Una llamada en la puerta del camarote interrumpió su tarea. Era el capitán, un hombre de rostro redondo que era mitad ruso y mitad esquimal.

—La chalupa lo espera para llevarlo a la costa —le informó el capitán.

Schroeder recogió el macuto, siguió al capitán hasta la banda de babor del pesquero y bajó por la escalerilla hasta la chalupa. Mientras el marinero se afanaba en los remos, Schroeder utilizó el bichero para apartar los trozos de hielo que flotaban en la superficie. Unos pocos minutos más tarde, la quilla de la embarcación llegaba a una playa de piedras. Schroeder arrojó el macuto a tierra, desembarcó, y luego empujó la chalupa para apartarla de la playa.

Observó a la embarcación mientras desaparecía en la bruma. El pescador solo estaba a un par de cientos de metros de la orilla, pero apenas si veía la silueta. El acuerdo era que el barco esperaría durante veinticuatro horas. Schroeder iría a la playa y haría una señal para que lo recogiesen. Esperaba dentro de ese plazo tener a Karla con él. No se le había ocurrido antes que quizá no se dejaría convencer por la amenaza y no quisiese abandonar la isla. Decidió preocuparse por el problema en su momento. La tarea inmediata era encontrarla. Confiaba en que no fuese demasiado tarde. Estaba en buena forma física para su edad, pero su cuerpo no podía negar que tuviera casi ocho décadas y que comenzara a tener achaques.

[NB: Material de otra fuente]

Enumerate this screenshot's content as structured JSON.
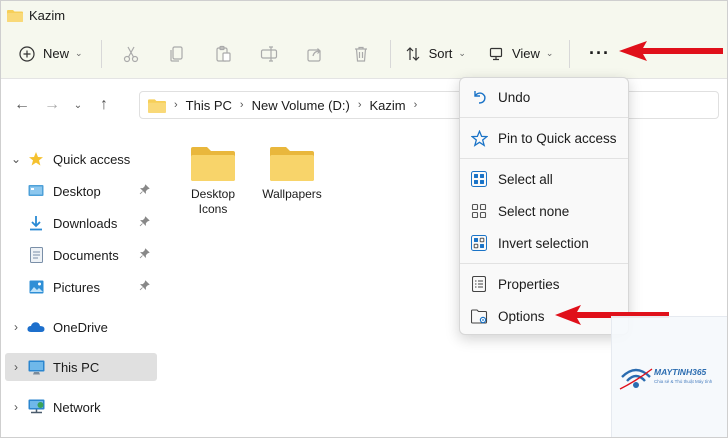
{
  "window": {
    "title": "Kazim"
  },
  "toolbar": {
    "new_label": "New",
    "sort_label": "Sort",
    "view_label": "View",
    "more_label": "···"
  },
  "address": {
    "crumbs": [
      "This PC",
      "New Volume (D:)",
      "Kazim"
    ]
  },
  "sidebar": {
    "items": [
      {
        "label": "Quick access"
      },
      {
        "label": "Desktop"
      },
      {
        "label": "Downloads"
      },
      {
        "label": "Documents"
      },
      {
        "label": "Pictures"
      },
      {
        "label": "OneDrive"
      },
      {
        "label": "This PC"
      },
      {
        "label": "Network"
      }
    ]
  },
  "content": {
    "folders": [
      {
        "label": "Desktop Icons"
      },
      {
        "label": "Wallpapers"
      }
    ]
  },
  "menu": {
    "items": [
      {
        "label": "Undo"
      },
      {
        "label": "Pin to Quick access"
      },
      {
        "label": "Select all"
      },
      {
        "label": "Select none"
      },
      {
        "label": "Invert selection"
      },
      {
        "label": "Properties"
      },
      {
        "label": "Options"
      }
    ]
  },
  "watermark": {
    "brand": "MAYTINH365",
    "tagline": "Chia sẻ & Thủ thuật Máy tính"
  },
  "colors": {
    "arrow": "#e0101a",
    "folder": "#f6cf59",
    "accent": "#1a73c7",
    "selected": "#e0e0e0"
  }
}
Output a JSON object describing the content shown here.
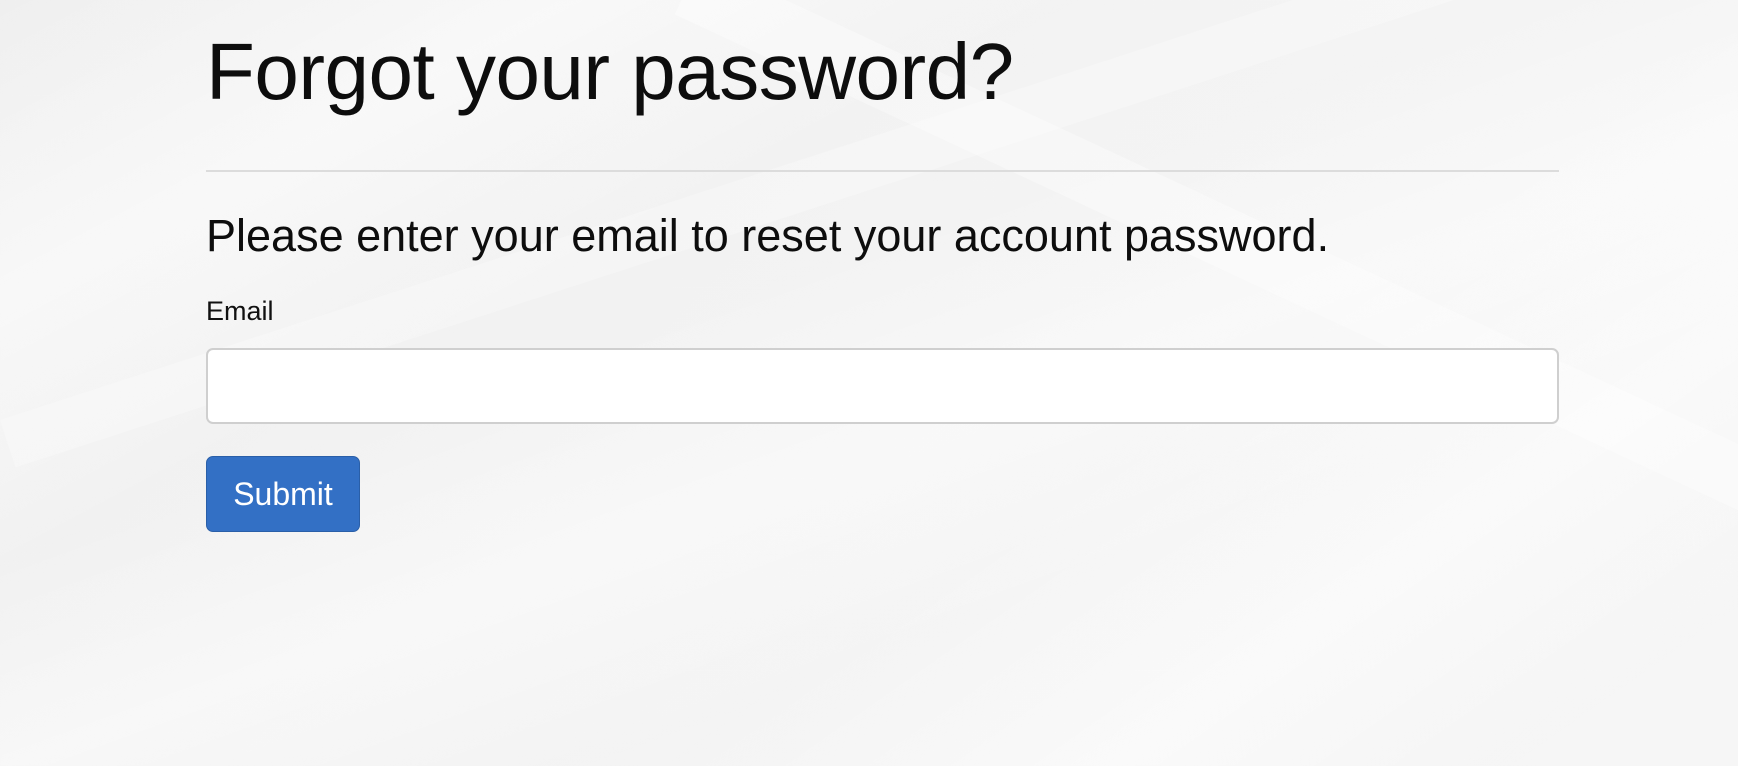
{
  "page": {
    "title": "Forgot your password?",
    "subtitle": "Please enter your email to reset your account password."
  },
  "form": {
    "email_label": "Email",
    "email_value": "",
    "email_placeholder": "",
    "submit_label": "Submit"
  },
  "colors": {
    "primary_button": "#3370c5",
    "background": "#f3f3f3"
  }
}
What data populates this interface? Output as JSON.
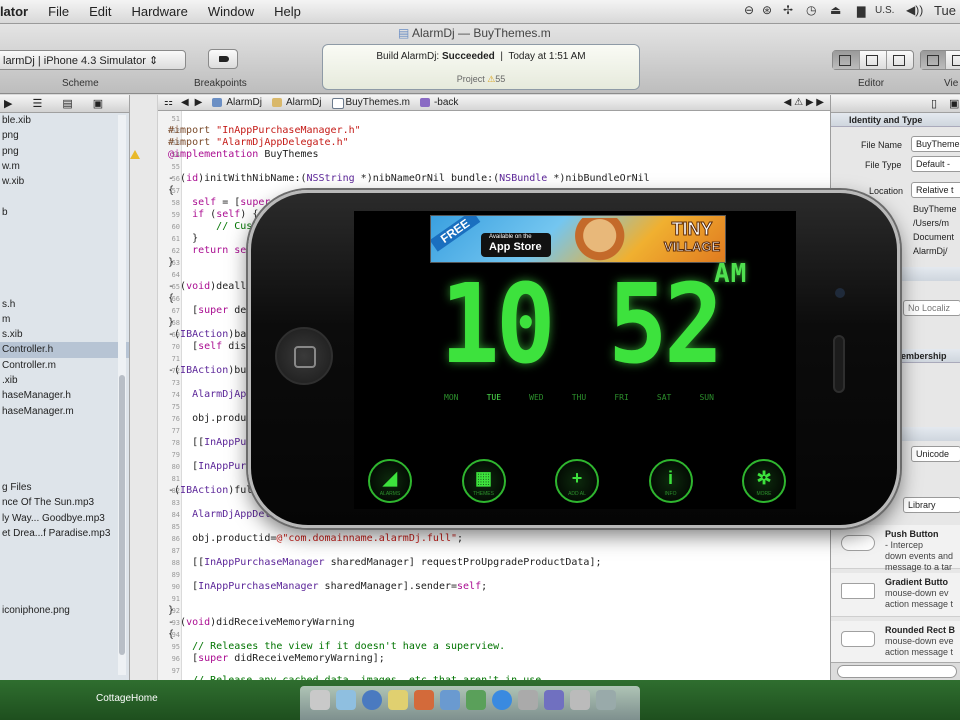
{
  "menubar": {
    "app_name": "ulator",
    "items": [
      "File",
      "Edit",
      "Hardware",
      "Window",
      "Help"
    ],
    "input_language": "U.S.",
    "clock": "Tue"
  },
  "toolbar": {
    "window_title": "AlarmDj — BuyThemes.m",
    "scheme_value": "larmDj | iPhone 4.3 Simulator",
    "scheme_label": "Scheme",
    "breakpoints_label": "Breakpoints",
    "build_project": "Build AlarmDj:",
    "build_status": "Succeeded",
    "build_time": "Today at 1:51 AM",
    "project_label": "Project",
    "issue_count": "55",
    "editor_label": "Editor",
    "view_label": "Vie"
  },
  "navigator": {
    "files": [
      "ble.xib",
      "png",
      "png",
      "w.m",
      "w.xib",
      "",
      "b",
      "",
      "",
      "",
      "",
      "",
      "s.h",
      "m",
      "s.xib",
      "Controller.h",
      "Controller.m",
      ".xib",
      "haseManager.h",
      "haseManager.m",
      "",
      "",
      "",
      "",
      "g Files",
      "nce Of The Sun.mp3",
      "ly Way... Goodbye.mp3",
      "et Drea...f Paradise.mp3",
      "",
      "",
      "",
      "",
      "iconiphone.png"
    ]
  },
  "jumpbar": {
    "crumbs": [
      "AlarmDj",
      "AlarmDj",
      "BuyThemes.m",
      "-back"
    ]
  },
  "editor": {
    "line_numbers": [
      "51",
      "52",
      "53",
      "54",
      "55",
      "56",
      "57",
      "58",
      "59",
      "60",
      "61",
      "62",
      "63",
      "64",
      "65",
      "66",
      "67",
      "68",
      "69",
      "70",
      "71",
      "72",
      "73",
      "74",
      "75",
      "76",
      "77",
      "78",
      "79",
      "80",
      "81",
      "82",
      "83",
      "84",
      "85",
      "86",
      "87",
      "88",
      "89",
      "90",
      "91",
      "92",
      "93",
      "94",
      "95",
      "96",
      "97"
    ]
  },
  "utilities": {
    "identity_header": "Identity and Type",
    "file_name_label": "File Name",
    "file_name_value": "BuyTheme",
    "file_type_label": "File Type",
    "file_type_value": "Default -",
    "location_label": "Location",
    "location_value": "Relative t",
    "path_lines": [
      "BuyTheme",
      "/Users/m",
      "Document",
      "AlarmDj/"
    ],
    "localization_value": "No Localiz",
    "membership_header": "embership",
    "encoding_value": "Unicode",
    "library_value": "Library",
    "library_items": [
      {
        "title": "Push Button",
        "desc": "- Intercep\ndown events and\nmessage to a tar"
      },
      {
        "title": "Gradient Butto",
        "desc": "mouse-down ev\naction message t"
      },
      {
        "title": "Rounded Rect B",
        "desc": "mouse-down eve\naction message t"
      }
    ]
  },
  "desktop": {
    "label": "CottageHome"
  },
  "app": {
    "ad_free": "FREE",
    "ad_store_small": "Available on the",
    "ad_store": "App Store",
    "ad_title_1": "TINY",
    "ad_title_2": "VILLAGE",
    "time": "10 52",
    "ampm": "AM",
    "days": [
      "MON",
      "TUE",
      "WED",
      "THU",
      "FRI",
      "SAT",
      "SUN"
    ],
    "buttons": [
      {
        "glyph": "◢",
        "caption": "ALARMS"
      },
      {
        "glyph": "▦",
        "caption": "THEMES"
      },
      {
        "glyph": "+",
        "caption": "ADD AL"
      },
      {
        "glyph": "i",
        "caption": "INFO"
      },
      {
        "glyph": "✲",
        "caption": "MORE"
      }
    ]
  },
  "colors": {
    "lcd_green": "#3de23d",
    "lcd_dim": "#2c8f2c",
    "keyword": "#aa0d91",
    "string": "#c41a16",
    "comment": "#007400",
    "class": "#5c2699"
  }
}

Le dolían los músculos y las articulaciones, y cojeaba un poco.

Schroeder escuchó el ruido del motor del pesquero. El barco había levado el ancla. Sin duda el capitán había decidido largarse con la mitad del dinero y no esperar al regreso de Schroeder, como habían acordado, y recibir el resto de la paga. Se encogió de hombros. Desde el primer momento había tomado al capitán por un ladrón. Ahora ya no había vuelta atrás.

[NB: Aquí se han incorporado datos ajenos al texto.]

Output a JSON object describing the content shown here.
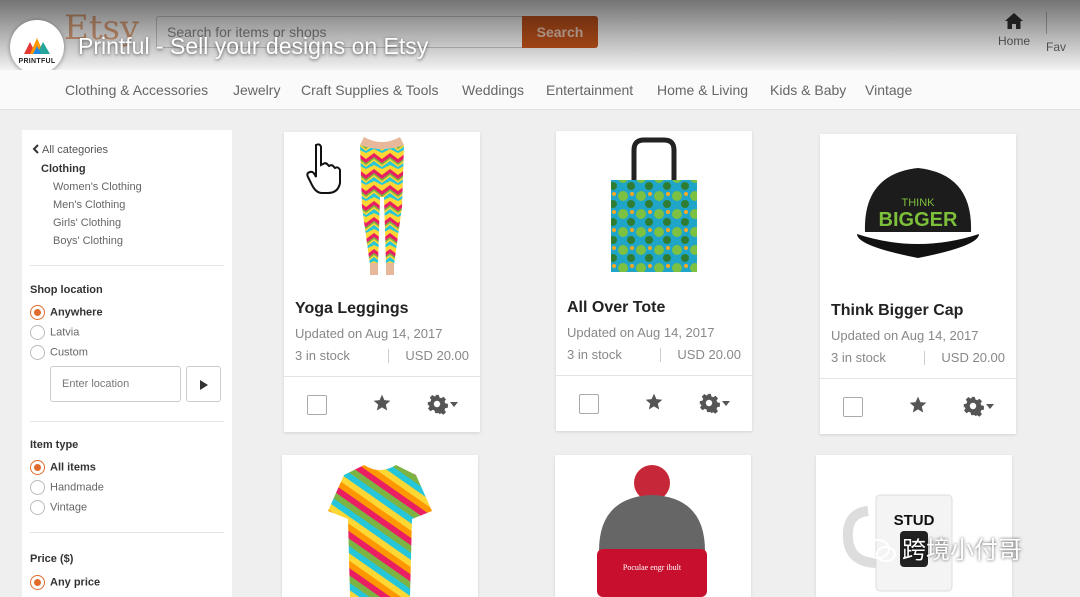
{
  "header": {
    "logo": "Etsy",
    "search_placeholder": "Search for items or shops",
    "search_button": "Search",
    "home_label": "Home",
    "favorites_label": "Fav"
  },
  "video": {
    "channel": "PRINTFUL",
    "title": "Printful - Sell your designs on Etsy"
  },
  "categories": [
    "Clothing & Accessories",
    "Jewelry",
    "Craft Supplies & Tools",
    "Weddings",
    "Entertainment",
    "Home & Living",
    "Kids & Baby",
    "Vintage"
  ],
  "sidebar": {
    "back_label": "All categories",
    "current_category": "Clothing",
    "subcategories": [
      "Women's Clothing",
      "Men's Clothing",
      "Girls' Clothing",
      "Boys' Clothing"
    ],
    "shop_location": {
      "heading": "Shop location",
      "options": [
        "Anywhere",
        "Latvia",
        "Custom"
      ],
      "selected": "Anywhere",
      "input_placeholder": "Enter location"
    },
    "item_type": {
      "heading": "Item type",
      "options": [
        "All items",
        "Handmade",
        "Vintage"
      ],
      "selected": "All items"
    },
    "price": {
      "heading": "Price ($)",
      "options": [
        "Any price"
      ],
      "selected": "Any price"
    }
  },
  "products": [
    {
      "title": "Yoga Leggings",
      "updated": "Updated on Aug 14, 2017",
      "stock": "3 in stock",
      "price": "USD 20.00"
    },
    {
      "title": "All Over Tote",
      "updated": "Updated on Aug 14, 2017",
      "stock": "3 in stock",
      "price": "USD 20.00"
    },
    {
      "title": "Think Bigger Cap",
      "updated": "Updated on Aug 14, 2017",
      "stock": "3 in stock",
      "price": "USD 20.00"
    }
  ],
  "product_images": {
    "cap_text_line1": "THINK",
    "cap_text_line2": "BIGGER",
    "beanie_text": "Poculae engr ibult",
    "mug_text": "STUD"
  },
  "watermark": "跨境小付哥",
  "colors": {
    "etsy_orange": "#d5641c",
    "search_button": "#c9561c",
    "radio_selected": "#e06b2a"
  }
}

Observó lo que podía ver de la isla. La playa subía gradualmente hasta un montículo, que no sería difícil de escalar. Se echó el macuto al hombro, avanzó unos pasos y vio que había huellas de botas en el suelo. Ese debía de ser el camino principal a Ivorytown.

Caminó a lo largo del río durante unos diez minutos y se rió sonoramente en cuanto vio el pobre asentamiento de media docena de construcciones que habían bautizado como ciudad. Las grandes tiendas instaladas junto a las viejas estructuras le informaron que había dado con el campamento de la expedición.

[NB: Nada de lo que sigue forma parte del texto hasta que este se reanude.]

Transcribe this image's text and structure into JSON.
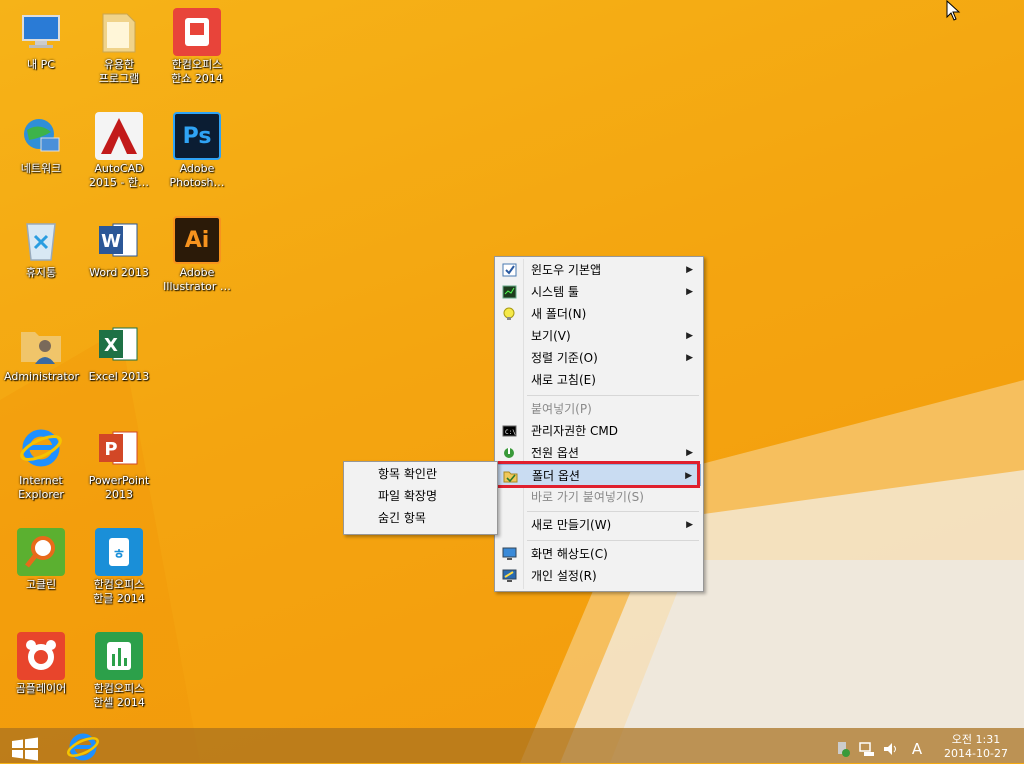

Al acercarse, se sorprendió al ver que las edificaciones, que había creído que eran de piedra, estaban hechas con millares de huesos. Asomó la cabeza en un par de ocasiones y vio los sacos de dormir. La puerta de un tercer edificio estaba cerrada con llave sin ningún motivo aparente. Entró en las tiendas. Una de ellas servía de cocina y comedor. Schroeder dio una vuelta por el perímetro del campamento y llamó varías veces, sin obtener respuesta. Miró hacia el volcán extinguido y en derredor, pero no vio movimiento alguno. No le sorprendió; un ejército entero podía ocultarse en el laberinto de cañadas que entrecruzaba el terreno.

Reemprendió la marcha a lo largo del río y vio las huellas que conducían al interior. Su ojo experto distinguió cinco huellas diferentes, incluidas dos más pequeñas y menos profundas que parecían corresponder a mujeres. Se sintió menos fatigado ante la perspectiva de encontrarse con su ahijada, y aceleró el paso. La alegría de Schroeder no tardó mucho en ser reemplazada por la alarma.

Unas huellas de botas muy marcadas tapaban a las primeras. Alguien iba detrás de Karla y su grupo.